Il est presque dommage que cet excellent livre soit en livre junior, et non tous public !

Chez Actes Sud Junior, 7,80 euros, ISBN : 978-2-7427-8599-5

Attention, commandez ce livre chez un libraire si vous le voulez vraiment ! Je l’ai commandé à la FNAC et cinq semaines plus tard elle me remboursait … Je l’ai alors commandé chez un libraire et je l’ai reçu en 24 heures !

Source : Virginie Jouannet Roussel :


Une jeune femme noire, 27 ans environ est assise sur un canapé. A côté d’elle une jambe, posée sur un coussin… 

 extrait « Il faut dire que le type en question était un antillais à peau bleue et moi les nègres je ne pouvais plus les voir en peinture, tous des soldats et des tueurs alors quand le facteur sonnait à la porte je courais me planquer dans l’armoire, j’aurais rampé rien qu’à l’idée qu’il me touche, il portait sûrement une arme dans son sac, il pouvait nous arroser à tout moment, tchak-tchak-tchak, avec son sourire et sa peau bien cirée, mais moi je savais, je la connaissais la joie des hommes en armes, quand ils rient et tirent dans les têtes, comme des ballons ou des pastèques, tchaktchak-tckak, ils rient au feu d’artifice des têtes éclatées ! » 
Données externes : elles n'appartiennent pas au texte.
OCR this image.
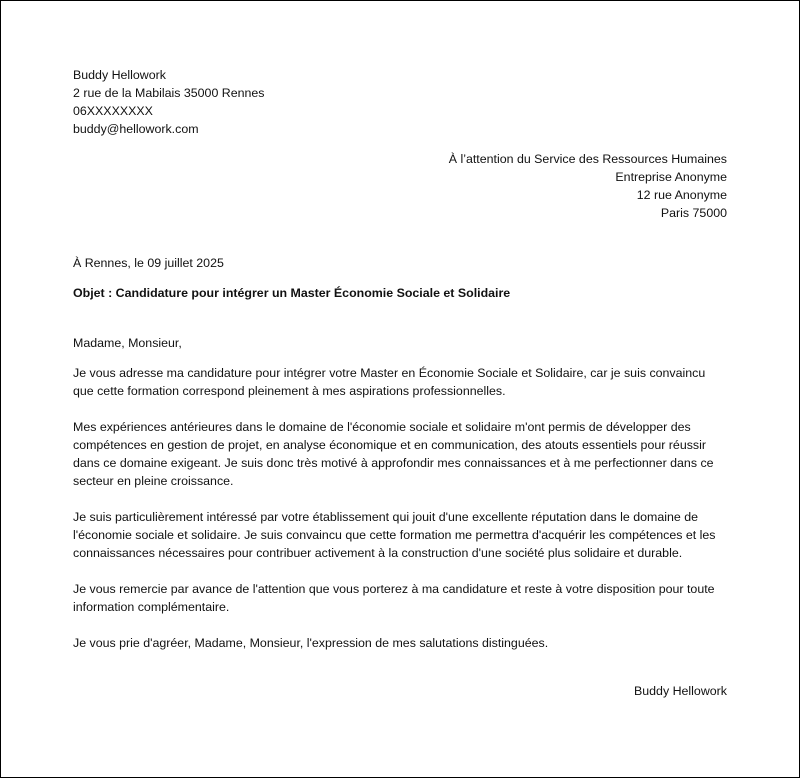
Buddy Hellowork
2 rue de la Mabilais 35000 Rennes
06XXXXXXXX
buddy@hellowork.com
À l’attention du Service des Ressources Humaines
Entreprise Anonyme
12 rue Anonyme
Paris 75000
À Rennes, le 09 juillet 2025
Objet : Candidature pour intégrer un Master Économie Sociale et Solidaire
Madame, Monsieur,
Je vous adresse ma candidature pour intégrer votre Master en Économie Sociale et Solidaire, car je suis convaincu que cette formation correspond pleinement à mes aspirations professionnelles.
Mes expériences antérieures dans le domaine de l'économie sociale et solidaire m'ont permis de développer des compétences en gestion de projet, en analyse économique et en communication, des atouts essentiels pour réussir dans ce domaine exigeant. Je suis donc très motivé à approfondir mes connaissances et à me perfectionner dans ce secteur en pleine croissance.
Je suis particulièrement intéressé par votre établissement qui jouit d'une excellente réputation dans le domaine de l'économie sociale et solidaire. Je suis convaincu que cette formation me permettra d'acquérir les compétences et les connaissances nécessaires pour contribuer activement à la construction d'une société plus solidaire et durable.
Je vous remercie par avance de l'attention que vous porterez à ma candidature et reste à votre disposition pour toute information complémentaire.
Je vous prie d'agréer, Madame, Monsieur, l'expression de mes salutations distinguées.
Buddy Hellowork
extrait : « J’avais appris à parler français et c’est comme si les mots chassaient l’Afrique. Je lisais Zola, Mon bel oranger, des histoires de Rois Louis, de Révolution Française; à la télé je regardais les pubs où des jeunes habillés comme des sacs rivalisaient en Nike, Adidas, Schott et j’embrouillais les marques, j’embrouillais le monde, un jour à baigner dans le sang des morts, un autre à rêver devant un paire de baskets vraiment trop cool. A l’école –direct en CM1- une dame martelait que les plaques de dix forment une centaine, que le verbe fait l’action, que trois fois quatre égale douze. En Afrique, j’avais appris des choses qui n’existaient pas ici. Des choses violentes. Que la colère germe comme des petits haricots rouges dans le cœur des soldats. Que la mort frappe en plein jour, et qu’elle pue. »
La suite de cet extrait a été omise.